Черкасов снял телефонную трубку, назвал номер, сказал кому-то:
– Набросай живенько списочек руководителей предприятий города… Конечно. И тресты, и СУ, и СМУ… Сразу и заходи. – Положил трубку. – К вечеру соберем сюда…
– Зачем сюда? На дорогу. К первому колышку.
– Пожалуй, – согласился Черкасов. – Колышки за тобой. Сам и вобьешь первый.
2
Когда члены бюро городского комитета партии и приглашенные тесно расселись в кабинете, Черкасов сказал:
– А не пойти ли нам на чистый воздух? Там и позаседаем.
Все последовали за секретарем горкома, который первым вышел в парную духоту июльских сумерек. За спиной перешучивались:
– НТР в партийной работе…
– Свежий воздух и горкому не во вред.
– К такому воздуху шашлычку бы с пивом.
– Согласен на строганину.
– Под строганинку-то…
– Само собой.
Их сразу облепило комарье. Зазвучали шлепки. Кто-то приглушенно ругнулся, кто-то выдал анекдот по поводу. Потом не заметно разбились на двойки и тройки, завязался деловой разговор. Вот так на ходу решались спорные вопросы, принимались и давались обещания.
Сгрудились на полянке, в сажени от кольцевой дороги. Черкасов протиснулся в середину, подождал тишины. Заговорил негромко, но с нажимом:
– Что предстоит нам в будущую зиму – известно всем. Десять миллионов тонн должны мы дать в будущем году вместо полутора нынешних. Соответственно и проходка, и длина трубопроводов, и все прочее – в три с лишним раза. Помех на пути – тьмы. Самая страшная – бездорожье. Кольцевая бетонка нужна нам больше, чем воздух.

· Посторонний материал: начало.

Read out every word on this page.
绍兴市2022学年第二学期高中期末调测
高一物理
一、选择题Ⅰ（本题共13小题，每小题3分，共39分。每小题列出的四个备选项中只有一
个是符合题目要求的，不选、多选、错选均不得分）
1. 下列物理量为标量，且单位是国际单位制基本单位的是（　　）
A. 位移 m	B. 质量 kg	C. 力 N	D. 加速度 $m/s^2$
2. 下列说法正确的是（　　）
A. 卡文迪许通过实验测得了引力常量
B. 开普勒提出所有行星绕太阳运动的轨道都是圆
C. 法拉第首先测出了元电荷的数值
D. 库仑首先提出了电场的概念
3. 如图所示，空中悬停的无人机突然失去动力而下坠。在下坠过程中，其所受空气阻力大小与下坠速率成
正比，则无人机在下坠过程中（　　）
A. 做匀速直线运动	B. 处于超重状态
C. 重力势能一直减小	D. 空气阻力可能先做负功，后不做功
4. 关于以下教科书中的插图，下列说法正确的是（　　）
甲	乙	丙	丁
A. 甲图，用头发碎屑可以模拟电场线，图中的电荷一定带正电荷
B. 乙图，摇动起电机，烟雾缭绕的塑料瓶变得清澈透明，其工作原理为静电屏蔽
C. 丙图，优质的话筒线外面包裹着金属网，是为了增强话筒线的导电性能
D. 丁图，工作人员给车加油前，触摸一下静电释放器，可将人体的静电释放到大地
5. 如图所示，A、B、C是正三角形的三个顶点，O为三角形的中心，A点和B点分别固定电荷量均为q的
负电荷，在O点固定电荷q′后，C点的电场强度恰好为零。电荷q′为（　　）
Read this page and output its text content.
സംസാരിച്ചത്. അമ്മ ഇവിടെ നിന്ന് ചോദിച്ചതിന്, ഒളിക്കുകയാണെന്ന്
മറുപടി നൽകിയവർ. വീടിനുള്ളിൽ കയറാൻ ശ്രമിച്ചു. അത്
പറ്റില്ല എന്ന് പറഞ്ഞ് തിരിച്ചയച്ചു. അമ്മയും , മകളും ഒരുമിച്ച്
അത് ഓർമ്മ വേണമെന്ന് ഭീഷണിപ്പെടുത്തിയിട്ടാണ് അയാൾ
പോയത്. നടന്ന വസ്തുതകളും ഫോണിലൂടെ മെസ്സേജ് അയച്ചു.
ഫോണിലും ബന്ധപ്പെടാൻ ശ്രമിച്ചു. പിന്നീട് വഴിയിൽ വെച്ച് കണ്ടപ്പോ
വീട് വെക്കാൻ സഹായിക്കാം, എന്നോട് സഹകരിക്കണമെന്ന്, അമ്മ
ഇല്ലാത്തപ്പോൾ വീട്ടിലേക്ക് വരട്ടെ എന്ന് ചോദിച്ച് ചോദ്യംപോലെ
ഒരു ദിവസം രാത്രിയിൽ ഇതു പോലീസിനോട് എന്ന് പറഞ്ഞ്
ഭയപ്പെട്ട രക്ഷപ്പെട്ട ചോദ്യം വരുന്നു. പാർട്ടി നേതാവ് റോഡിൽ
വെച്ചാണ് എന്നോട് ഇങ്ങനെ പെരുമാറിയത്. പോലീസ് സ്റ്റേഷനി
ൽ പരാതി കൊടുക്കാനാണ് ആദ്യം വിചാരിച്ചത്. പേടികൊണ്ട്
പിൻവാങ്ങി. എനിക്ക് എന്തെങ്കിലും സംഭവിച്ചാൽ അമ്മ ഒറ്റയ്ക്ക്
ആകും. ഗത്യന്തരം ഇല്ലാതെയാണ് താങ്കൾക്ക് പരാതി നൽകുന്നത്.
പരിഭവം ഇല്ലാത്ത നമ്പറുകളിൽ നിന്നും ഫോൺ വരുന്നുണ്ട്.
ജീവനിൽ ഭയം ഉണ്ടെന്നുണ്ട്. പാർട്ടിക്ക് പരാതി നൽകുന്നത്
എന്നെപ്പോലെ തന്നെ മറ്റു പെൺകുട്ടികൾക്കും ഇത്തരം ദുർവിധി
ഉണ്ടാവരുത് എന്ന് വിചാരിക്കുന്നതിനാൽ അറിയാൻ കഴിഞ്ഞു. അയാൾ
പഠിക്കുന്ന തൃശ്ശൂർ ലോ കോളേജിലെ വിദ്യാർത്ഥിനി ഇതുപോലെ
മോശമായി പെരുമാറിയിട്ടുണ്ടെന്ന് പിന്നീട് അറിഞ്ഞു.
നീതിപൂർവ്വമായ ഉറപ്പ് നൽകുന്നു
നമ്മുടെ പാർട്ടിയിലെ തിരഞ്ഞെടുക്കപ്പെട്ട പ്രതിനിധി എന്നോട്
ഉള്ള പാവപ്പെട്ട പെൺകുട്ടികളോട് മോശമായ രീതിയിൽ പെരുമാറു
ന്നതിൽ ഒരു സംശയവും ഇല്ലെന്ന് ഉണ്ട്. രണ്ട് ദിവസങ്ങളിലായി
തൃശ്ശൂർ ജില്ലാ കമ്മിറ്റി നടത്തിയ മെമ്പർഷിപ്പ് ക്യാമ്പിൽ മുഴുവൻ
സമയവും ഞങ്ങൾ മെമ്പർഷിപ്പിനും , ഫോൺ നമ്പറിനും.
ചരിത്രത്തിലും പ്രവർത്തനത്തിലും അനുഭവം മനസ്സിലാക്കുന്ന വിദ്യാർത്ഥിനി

Так или нет?
– Эту истину своими боками усвоили, – подал голос Бакутин.
– Возражающего за баранку и круг почета…
– Чего время тратим? – недовольно проворчал Гизятуллов.
А со всех сторон неслось:
– С бетонки надо было и начинать…
– Полсрока машина не выдерживает…
– Тягачи в распутицу не проходят…
– Завидное единомыслие, – улыбнулся Черкасов. – Потому бюро горкома решило – мобилизовать коммунистов, поднять комсомольцев и методом народной стройки до осенней распутицы проложить здесь кольцевую бетонку. Пять с половиной километров…
– Ого!
– Это ж не тротуарчики подмести…
– Бюро решило, а выполнять…
– Выполнять будем мы! – поднялся над толпой бакутинский голос. – Дорожникам это колечко и на шею велико. Пусть хоть лежневки гонят на промысел. Плиты и гравий завезли, песок – рядом…
– Давай, Гурий Константинович, – перебил Черкасов, – от слов к делу. Бей первый колышек. Тебе, как закоперщику, самый большой отрезок – триста метров.

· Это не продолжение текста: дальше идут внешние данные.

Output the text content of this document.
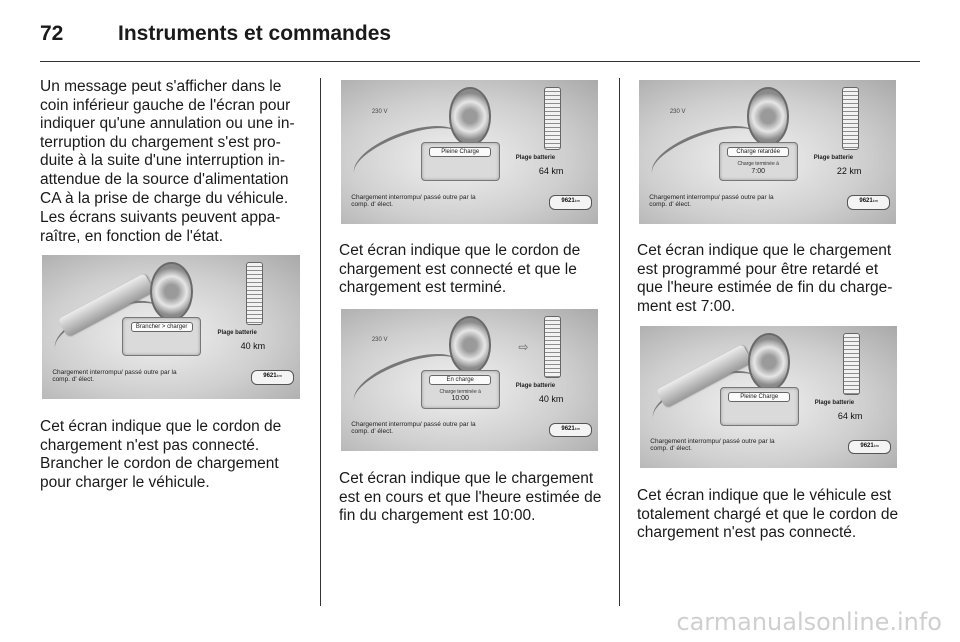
72	Instruments et commandes

Un message peut s'afficher dans le coin inférieur gauche de l'écran pour indiquer qu'une annulation ou une in-terruption du chargement s'est pro-duite à la suite d'une interruption in-attendue de la source d'alimentation CA à la prise de charge du véhicule.

Les écrans suivants peuvent appa-raître, en fonction de l'état.

Brancher > charger
Plage batterie
40 km
Chargement interrompu/ passé outre par la comp. d' élect.	9621km

Cet écran indique que le cordon de chargement n'est pas connecté. Brancher le cordon de chargement pour charger le véhicule.

230 V
Pleine Charge
Plage batterie
64 km
Chargement interrompu/ passé outre par la comp. d' élect.	9621km

Cet écran indique que le cordon de chargement est connecté et que le chargement est terminé.

230 V	⇨
En charge
Charge terminée à
10:00
Plage batterie
40 km
Chargement interrompu/ passé outre par la comp. d' élect.	9621km

Cet écran indique que le chargement est en cours et que l'heure estimée de fin du chargement est 10:00.

230 V
Charge retardée
Charge terminée à
7:00
Plage batterie
22 km
Chargement interrompu/ passé outre par la comp. d' élect.	9621km

Cet écran indique que le chargement est programmé pour être retardé et que l'heure estimée de fin du charge-ment est 7:00.

Pleine Charge
Plage batterie
64 km
Chargement interrompu/ passé outre par la comp. d' élect.	9621km

Cet écran indique que le véhicule est totalement chargé et que le cordon de chargement n'est pas connecté.

carmanualsonline.info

И вот в руках Бакутина толстый полутораметровый кол с затесом наверху. Кхакнув, всадил с размаху острие в податливую землю. Тремя ударами обуха вогнал кол чуть не до затеса. На нем Черкасов написал: «НПУ» и пошел широкими шажищами вдоль дороги, отмеряя обещанные триста метров. Следом двинулись примолкшие хозяйственники. Верили и не верили в реальность происходящего, но уже обеспокоились: взвалить на плечи даже полсотню метров бетонки – не пустяшная нагрузочка. Однако первым возразить, воспротивиться никто не хотел. Мог бы Бакутин заартачиться, так он сам плечи подставил. Надеялись, что взбрыкнет Гизятуллов. Но и тот даже взглядом не поперечил. Улыбаясь полногубым ртом, легонько и бесшумно забил кол. Черкасов вывел на затесе «УБР», и шествие по кругу продолжалось.
Оставалась последняя надежда на вышкарей. Главный турмаганский вышкарь Петр Угаров, не дожидаясь команды, забил свой кол, и сам же написал на нем – «ВМК», что означает «вышкомонтажная контора». И еще полтораста метров прирастил Черкасов к пройденному кольцу будущей бетонки.
Теперь противникам этой затеи не на кого было больше надеяться. Если б кто и высказался против – себе хуже сделал.
Никто не высказался.
Каждый получил кусочек по зубам: кто пятьдесят, а кто только двадцать метров.
Возле первого колышка с буквами «НПУ», кольцо замкнулось. Снова все сгуртовались подле Черкасова, и тот буднично, оттого впечатляюще сказал:
– Агитировать никого не будем. Ни устно, ни письменно. С завтрашнего дня начнет выходить специальное приложение к газете. Как вы его нарекли, товарищ Иванов?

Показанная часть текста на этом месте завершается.